The flaws in Gibbs assertions are clear, as usual. Now I'm waiting for Tristram Hunt to pick up on them. When do you think we'll hear that speech? Anyone?

Janet Downs's picture
Sat, 15/11/2014 - 10:46

Brian - I fear that may be unlikely. Labour has pledged to increase the number of UTCs, according to FE Week. Deception about academies began when Labour first introduced the policy. Policy Exchange said Lord Adonis (among other Labour politicians) was secretly in favour of for-profit schools (and academies are 'independent' schools which can already outsource all their services to for-profit organisations).

Janet Downs's picture
Mon, 17/11/2014 - 09:29

Oh, joy! Minister for School Reform, Nick Gibb has told the Mail on Sunday that schools should bring back 'whole class teaching' because it works in China, he says. Leave aside the fact the Shanghai (which is usually used to represent the whole of China) is trying to move towards education methods which encourage more creativity, the 'research' on which Gibb bases his opinion took place in just 19 classes in China and England (just 562 pupils).

This is far too small a sample on which to base any kind of conclusion.

Janet Downs's picture
Mon, 17/11/2014 - 09:35

The Minister for School Reform doesn't seem to be up to speed with evidence given to the Educational Select Committee. The Mail reported Gibb's assertion that PISA tests show Shanghai pupils are so many GCSE grades above English ones. But Andreas Schleicher, OECD's PISA guru, admitted to the Ed Committee that more than 25% of Shanghai pupils were missing from the 2012 PISA tests.

Any comparison, then, is unreliable.

Andy V's picture
Mon, 17/11/2014 - 09:47

The >25% of missing pupils also begs the question as to whether the Chinese government is gaming with the PISA tests to bolster their outcomes, and if they are who else is?

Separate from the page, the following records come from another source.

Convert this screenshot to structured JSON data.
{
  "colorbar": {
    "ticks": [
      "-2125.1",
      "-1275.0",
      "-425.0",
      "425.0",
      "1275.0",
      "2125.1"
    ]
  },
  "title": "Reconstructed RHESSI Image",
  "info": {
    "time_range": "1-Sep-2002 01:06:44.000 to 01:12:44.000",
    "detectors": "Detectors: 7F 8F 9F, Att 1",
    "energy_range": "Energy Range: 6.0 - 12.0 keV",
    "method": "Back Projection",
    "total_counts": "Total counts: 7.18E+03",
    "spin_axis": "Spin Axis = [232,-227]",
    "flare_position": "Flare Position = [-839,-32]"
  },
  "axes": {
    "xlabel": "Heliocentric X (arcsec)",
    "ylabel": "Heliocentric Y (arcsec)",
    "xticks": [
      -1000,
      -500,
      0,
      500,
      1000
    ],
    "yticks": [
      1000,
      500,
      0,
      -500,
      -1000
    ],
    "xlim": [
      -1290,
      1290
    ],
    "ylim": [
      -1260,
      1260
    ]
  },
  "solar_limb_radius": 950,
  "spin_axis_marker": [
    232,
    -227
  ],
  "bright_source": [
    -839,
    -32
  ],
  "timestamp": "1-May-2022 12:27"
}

How sad that politicians - of all persuasions - life off the highly contentious and lazy sloppy journalistic predilection for headline stories that don't attempt to scratch the surface of the data.

To say that politicians are out of touch is a gross and profound understatement.

Janet Downs's picture
Mon, 17/11/2014 - 10:14

Andy - it's illuminating that China only files the results of certain non-typical Chinese cities: booming Shanghai, the Special Administrative Regions (SAR) of Hong Kong and Macau, the untypical status of Chinese Taipei (which I haven't been able to work out).

Shanghai, the most-educated region, is the only part of mainland China to file results. According to this Brookings article, it appears rural areas were tested but the results weren't released. The article's author asked the OECD to release this data. That was January 2014 - the results don't appear to have been published.